Science answered to science. The new "two-way-stretch" classic corsets, it is reported, met with the approbation of physicians and heads of gymnasiums, who felt that they were Irrncficial to most women as a support rather than injurious in compressing the organs. And, indeed, the illustrations in the new corset advertising began to look as though a highly ingenious gymnasium instructor has posed the models.
If Marjorie of the "nip-in" waistline had again, as Mr. Simonson puts it, "bought herself a figure" it was because, as an advertisement says, she "did not want to pay-and pay for that hip-less look." The term "flattering" came in, and, without precise reference to the dictionary definition of the word, dominated everything. "Flattering lines" of the figure required that under things be "Underthins." And the problem of deliciously feminizing Marjorie and still retaining the "slenderizing idea" was solved by the creation of "All-in ones." In 1932, according to the head of an advertising agency handling famous corset accounts, eighty-five per cent of the foundation garments manufactured embraced, in one way or another, two or three garments in one. Sometimes the lingerie ensemble was a combination slip and panties with a fitted brassiere top.

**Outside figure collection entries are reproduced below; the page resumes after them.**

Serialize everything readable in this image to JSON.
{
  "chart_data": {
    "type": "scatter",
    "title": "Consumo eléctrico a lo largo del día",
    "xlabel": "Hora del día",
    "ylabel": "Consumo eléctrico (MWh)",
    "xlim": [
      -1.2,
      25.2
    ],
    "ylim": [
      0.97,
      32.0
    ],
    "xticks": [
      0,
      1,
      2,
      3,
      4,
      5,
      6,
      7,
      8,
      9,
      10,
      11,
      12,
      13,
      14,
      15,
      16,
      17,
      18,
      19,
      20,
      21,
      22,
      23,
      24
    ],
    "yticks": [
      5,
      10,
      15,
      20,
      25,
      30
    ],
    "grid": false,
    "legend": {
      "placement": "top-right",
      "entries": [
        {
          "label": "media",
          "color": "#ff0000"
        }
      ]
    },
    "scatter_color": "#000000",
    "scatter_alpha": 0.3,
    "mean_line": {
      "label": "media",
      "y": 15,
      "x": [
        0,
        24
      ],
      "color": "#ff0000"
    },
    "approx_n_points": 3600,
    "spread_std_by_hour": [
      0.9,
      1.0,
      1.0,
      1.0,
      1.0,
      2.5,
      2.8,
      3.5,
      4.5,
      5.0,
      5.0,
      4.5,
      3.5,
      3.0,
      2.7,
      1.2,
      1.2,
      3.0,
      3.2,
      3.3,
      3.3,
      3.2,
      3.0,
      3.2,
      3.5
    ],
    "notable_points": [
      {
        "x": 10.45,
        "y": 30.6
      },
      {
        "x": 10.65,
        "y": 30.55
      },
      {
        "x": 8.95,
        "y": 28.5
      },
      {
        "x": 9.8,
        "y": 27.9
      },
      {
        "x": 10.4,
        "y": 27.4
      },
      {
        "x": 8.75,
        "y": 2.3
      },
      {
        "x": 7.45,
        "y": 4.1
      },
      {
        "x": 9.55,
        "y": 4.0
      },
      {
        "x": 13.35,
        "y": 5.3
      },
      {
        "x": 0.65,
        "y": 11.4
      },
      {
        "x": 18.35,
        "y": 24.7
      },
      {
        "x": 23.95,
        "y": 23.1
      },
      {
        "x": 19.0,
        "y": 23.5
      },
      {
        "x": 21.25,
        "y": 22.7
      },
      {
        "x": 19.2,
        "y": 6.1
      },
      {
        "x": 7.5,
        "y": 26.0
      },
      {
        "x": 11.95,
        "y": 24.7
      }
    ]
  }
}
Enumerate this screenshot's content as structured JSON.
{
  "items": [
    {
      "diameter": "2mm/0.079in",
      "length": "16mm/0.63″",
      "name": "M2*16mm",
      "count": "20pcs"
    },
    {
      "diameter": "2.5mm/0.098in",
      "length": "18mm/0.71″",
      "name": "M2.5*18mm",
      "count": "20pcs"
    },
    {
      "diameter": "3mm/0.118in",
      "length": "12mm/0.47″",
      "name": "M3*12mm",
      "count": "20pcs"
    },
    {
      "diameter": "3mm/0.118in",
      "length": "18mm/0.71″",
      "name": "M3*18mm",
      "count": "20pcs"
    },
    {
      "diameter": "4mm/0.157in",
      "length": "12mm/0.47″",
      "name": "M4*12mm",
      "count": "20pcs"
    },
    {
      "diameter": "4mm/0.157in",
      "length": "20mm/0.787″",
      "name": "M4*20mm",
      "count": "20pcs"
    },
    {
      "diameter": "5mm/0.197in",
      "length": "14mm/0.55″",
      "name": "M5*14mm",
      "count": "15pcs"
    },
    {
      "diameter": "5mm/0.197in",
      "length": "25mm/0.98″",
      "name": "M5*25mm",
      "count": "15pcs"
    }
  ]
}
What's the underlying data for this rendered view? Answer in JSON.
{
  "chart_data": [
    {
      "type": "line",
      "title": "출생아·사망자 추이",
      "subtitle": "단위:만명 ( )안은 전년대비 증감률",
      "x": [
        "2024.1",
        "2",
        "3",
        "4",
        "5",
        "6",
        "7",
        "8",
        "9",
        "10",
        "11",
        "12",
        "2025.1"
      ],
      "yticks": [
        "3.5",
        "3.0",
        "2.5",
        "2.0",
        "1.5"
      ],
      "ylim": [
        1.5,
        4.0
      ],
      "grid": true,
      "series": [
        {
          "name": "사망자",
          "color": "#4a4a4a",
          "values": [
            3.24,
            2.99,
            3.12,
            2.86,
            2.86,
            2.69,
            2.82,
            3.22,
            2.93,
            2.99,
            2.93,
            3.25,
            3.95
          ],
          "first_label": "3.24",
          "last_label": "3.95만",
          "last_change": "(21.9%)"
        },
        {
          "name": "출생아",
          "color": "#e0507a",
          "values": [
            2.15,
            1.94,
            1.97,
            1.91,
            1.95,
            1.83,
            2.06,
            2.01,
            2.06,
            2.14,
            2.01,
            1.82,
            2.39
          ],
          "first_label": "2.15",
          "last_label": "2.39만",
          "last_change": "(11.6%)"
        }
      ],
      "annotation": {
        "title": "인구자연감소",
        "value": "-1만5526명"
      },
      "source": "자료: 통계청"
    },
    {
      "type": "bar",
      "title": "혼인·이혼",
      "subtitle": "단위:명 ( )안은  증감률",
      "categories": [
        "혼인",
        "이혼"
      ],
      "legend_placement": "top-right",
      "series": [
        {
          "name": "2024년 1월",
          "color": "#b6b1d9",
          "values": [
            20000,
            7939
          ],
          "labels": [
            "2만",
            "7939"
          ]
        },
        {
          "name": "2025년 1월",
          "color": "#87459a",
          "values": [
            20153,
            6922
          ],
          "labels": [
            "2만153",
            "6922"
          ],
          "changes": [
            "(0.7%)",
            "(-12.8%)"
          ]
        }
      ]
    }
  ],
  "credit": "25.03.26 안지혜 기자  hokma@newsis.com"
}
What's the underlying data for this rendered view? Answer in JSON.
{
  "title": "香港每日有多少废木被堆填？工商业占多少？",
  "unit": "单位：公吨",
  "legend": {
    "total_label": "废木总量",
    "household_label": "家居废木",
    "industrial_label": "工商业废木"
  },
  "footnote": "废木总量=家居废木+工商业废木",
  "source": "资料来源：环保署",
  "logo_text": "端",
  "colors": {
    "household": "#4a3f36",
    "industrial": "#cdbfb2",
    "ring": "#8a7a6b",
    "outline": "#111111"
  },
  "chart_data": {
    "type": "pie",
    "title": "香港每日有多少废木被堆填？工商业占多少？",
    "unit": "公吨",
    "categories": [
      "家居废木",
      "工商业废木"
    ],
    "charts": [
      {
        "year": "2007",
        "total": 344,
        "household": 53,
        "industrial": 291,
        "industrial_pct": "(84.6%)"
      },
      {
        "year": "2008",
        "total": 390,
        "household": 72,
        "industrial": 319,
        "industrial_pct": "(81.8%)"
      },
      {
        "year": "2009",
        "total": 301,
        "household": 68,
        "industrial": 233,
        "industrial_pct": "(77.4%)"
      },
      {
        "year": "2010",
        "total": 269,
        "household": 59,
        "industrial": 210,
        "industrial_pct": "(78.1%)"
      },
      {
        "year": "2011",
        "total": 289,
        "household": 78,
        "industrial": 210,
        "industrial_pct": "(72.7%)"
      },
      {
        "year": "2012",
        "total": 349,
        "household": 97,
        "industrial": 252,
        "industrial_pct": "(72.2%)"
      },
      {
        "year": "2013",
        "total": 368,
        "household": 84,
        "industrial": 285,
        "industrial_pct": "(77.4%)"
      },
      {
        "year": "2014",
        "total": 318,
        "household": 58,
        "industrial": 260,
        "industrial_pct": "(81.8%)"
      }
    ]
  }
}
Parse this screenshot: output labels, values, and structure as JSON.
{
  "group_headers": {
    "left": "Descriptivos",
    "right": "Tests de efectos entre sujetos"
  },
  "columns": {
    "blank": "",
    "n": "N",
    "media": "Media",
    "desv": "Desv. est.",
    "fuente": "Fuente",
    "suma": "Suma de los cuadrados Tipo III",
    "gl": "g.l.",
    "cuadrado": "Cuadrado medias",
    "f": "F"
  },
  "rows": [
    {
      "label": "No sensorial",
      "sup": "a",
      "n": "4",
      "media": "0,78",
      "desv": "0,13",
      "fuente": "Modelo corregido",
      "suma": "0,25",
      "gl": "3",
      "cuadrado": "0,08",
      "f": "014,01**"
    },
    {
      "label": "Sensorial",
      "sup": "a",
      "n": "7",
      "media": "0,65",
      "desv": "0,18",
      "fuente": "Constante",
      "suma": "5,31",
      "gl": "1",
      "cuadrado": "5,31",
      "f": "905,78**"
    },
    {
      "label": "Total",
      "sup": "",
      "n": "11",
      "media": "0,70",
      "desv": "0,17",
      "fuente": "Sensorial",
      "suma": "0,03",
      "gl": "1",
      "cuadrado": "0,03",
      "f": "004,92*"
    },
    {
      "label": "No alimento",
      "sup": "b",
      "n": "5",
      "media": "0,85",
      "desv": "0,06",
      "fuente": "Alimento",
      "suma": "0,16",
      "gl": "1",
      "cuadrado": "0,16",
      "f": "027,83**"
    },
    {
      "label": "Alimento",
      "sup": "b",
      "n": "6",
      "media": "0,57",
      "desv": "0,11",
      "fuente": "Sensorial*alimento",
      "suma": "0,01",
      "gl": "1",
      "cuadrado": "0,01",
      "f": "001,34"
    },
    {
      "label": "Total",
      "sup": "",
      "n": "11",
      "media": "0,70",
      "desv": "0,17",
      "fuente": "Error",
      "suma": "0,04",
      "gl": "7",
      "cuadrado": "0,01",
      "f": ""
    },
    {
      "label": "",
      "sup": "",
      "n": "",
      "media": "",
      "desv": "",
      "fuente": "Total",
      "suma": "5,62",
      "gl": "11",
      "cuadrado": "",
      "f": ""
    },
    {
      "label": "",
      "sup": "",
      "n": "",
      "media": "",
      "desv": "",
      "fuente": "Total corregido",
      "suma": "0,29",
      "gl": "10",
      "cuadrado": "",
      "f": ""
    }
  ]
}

During 1933 there have been divers voices heard as to just what Marjorie's silhouette ought to be. Enormous shoulder ruffles and balloon sleeves have emerged again from one period of the past. In Paris the Mae West "epidemic" swept the salons. The hobble skirt has been heard of again. Augusta Bernard has launched a revival of the sheath silhouette, which perhaps is pretty much the same when called all sorts of things-the mermaid silhouette, the slip silhouette, and the Greek column silhouette. This latter is not vividly reminiscent of the Greek column Marjorie.
At any rate, he concludes, what seems at the moment to be indicated for wear beneath is something on the order of "a supple, boneless foundation with emphasized uplift of Alencon lace, ingeniously cut to achieve that unbroken line that is the ideal of every chic woman today."